Dr Mangudya said many companies increased export receipts, hence the forex that the country has been using to import products such as fuel and raw materials.
Bond notes were introduced on November 28, 2016 but the export incentive was back-dated to May 2016.
In the 2018 Mid-Term Monetary Policy Statement presented on October 2, Dr Mangudya said a combined $743,2 million incentive was paid out to exporters who earned US$12,6 billion in forex.
“I can bring them (exporters) here to this committee, one by one and talk about whether this export incentive has failed. It is in the eyes of people who don’t understand what the purpose for the bond note, why it was put in place.

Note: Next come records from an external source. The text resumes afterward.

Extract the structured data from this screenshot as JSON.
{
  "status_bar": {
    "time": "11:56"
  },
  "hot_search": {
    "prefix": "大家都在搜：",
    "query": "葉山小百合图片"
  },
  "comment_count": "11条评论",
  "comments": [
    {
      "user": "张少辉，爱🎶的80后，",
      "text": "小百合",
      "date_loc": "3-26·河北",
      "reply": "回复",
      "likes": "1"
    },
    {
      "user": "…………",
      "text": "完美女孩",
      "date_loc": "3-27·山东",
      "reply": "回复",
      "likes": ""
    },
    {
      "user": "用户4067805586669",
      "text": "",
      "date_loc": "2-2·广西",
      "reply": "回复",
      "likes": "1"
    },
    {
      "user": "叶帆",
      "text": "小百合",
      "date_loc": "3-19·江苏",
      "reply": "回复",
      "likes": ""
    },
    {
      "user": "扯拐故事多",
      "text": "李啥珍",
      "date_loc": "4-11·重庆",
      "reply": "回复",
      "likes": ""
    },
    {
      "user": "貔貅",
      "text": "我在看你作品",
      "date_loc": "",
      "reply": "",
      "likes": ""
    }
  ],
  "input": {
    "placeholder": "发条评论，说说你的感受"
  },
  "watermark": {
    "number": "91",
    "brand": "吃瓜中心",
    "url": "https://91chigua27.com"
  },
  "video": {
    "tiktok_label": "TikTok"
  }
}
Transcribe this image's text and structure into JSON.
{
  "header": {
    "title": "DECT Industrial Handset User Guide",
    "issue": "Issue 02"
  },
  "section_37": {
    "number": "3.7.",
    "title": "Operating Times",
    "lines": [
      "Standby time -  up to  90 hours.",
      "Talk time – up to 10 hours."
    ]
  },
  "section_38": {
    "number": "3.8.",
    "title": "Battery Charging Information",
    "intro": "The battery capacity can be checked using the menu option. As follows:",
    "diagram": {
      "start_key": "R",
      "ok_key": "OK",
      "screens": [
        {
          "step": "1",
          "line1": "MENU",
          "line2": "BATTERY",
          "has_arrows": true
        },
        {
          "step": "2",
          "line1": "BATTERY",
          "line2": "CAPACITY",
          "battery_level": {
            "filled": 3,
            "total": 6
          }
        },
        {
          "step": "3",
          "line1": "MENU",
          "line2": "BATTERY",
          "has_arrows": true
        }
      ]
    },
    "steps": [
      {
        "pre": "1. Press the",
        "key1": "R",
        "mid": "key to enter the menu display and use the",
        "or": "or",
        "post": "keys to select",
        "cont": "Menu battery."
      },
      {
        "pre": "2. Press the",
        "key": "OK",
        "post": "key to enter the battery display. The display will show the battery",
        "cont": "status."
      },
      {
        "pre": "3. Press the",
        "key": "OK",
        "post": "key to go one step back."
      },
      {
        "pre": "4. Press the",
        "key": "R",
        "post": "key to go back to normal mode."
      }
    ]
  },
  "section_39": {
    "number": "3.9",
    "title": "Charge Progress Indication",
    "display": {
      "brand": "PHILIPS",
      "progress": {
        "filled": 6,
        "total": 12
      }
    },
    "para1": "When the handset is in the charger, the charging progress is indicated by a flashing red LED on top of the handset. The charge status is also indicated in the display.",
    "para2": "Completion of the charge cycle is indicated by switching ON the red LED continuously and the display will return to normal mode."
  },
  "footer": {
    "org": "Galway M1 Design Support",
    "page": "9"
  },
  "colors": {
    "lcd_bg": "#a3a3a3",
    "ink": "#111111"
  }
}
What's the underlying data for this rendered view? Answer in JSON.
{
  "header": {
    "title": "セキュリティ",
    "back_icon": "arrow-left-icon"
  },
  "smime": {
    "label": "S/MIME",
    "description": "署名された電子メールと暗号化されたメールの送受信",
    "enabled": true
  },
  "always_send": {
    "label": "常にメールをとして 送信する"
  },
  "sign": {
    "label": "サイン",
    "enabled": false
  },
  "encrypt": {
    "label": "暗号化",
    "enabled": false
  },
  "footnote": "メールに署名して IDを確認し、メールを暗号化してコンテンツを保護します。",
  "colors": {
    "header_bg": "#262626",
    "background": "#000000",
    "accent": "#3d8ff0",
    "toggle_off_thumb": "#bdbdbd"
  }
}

“We went on a media campaign Mr Chairman, and you say it failed to work, but as far as I am concerned; to have the foreign currency that we have got today, I can mention companies who were not even exporting, that have responded very well. So the answer in simple terms is that bond notes did not fail,” said Dr Mangudya.
Mr Biti then rephrased the question to say the 1:1 value of the US dollar and bond notes failed, to which Dr Mangudya insisted it did not fail.
“Mr Chairman, understand some bit of economics,” said Dr Mangudya, drawing an immediate retort from Mr Biti who said, “I do understood economics”.
Dr Mangudya said there is $437 million worth of bond notes and total banking sector deposits of $10 billion, implying that “what has failed is not bond notes, what happened is that the economy expanded much more than the forex generated”.
“It’s a failure of the economy to generate much foreign currency to maintain its (1:1) parity (due to Government expenditure),” said Dr Mangudya. The session was deferred to next Monday, subject to confirmation by RBZ officials.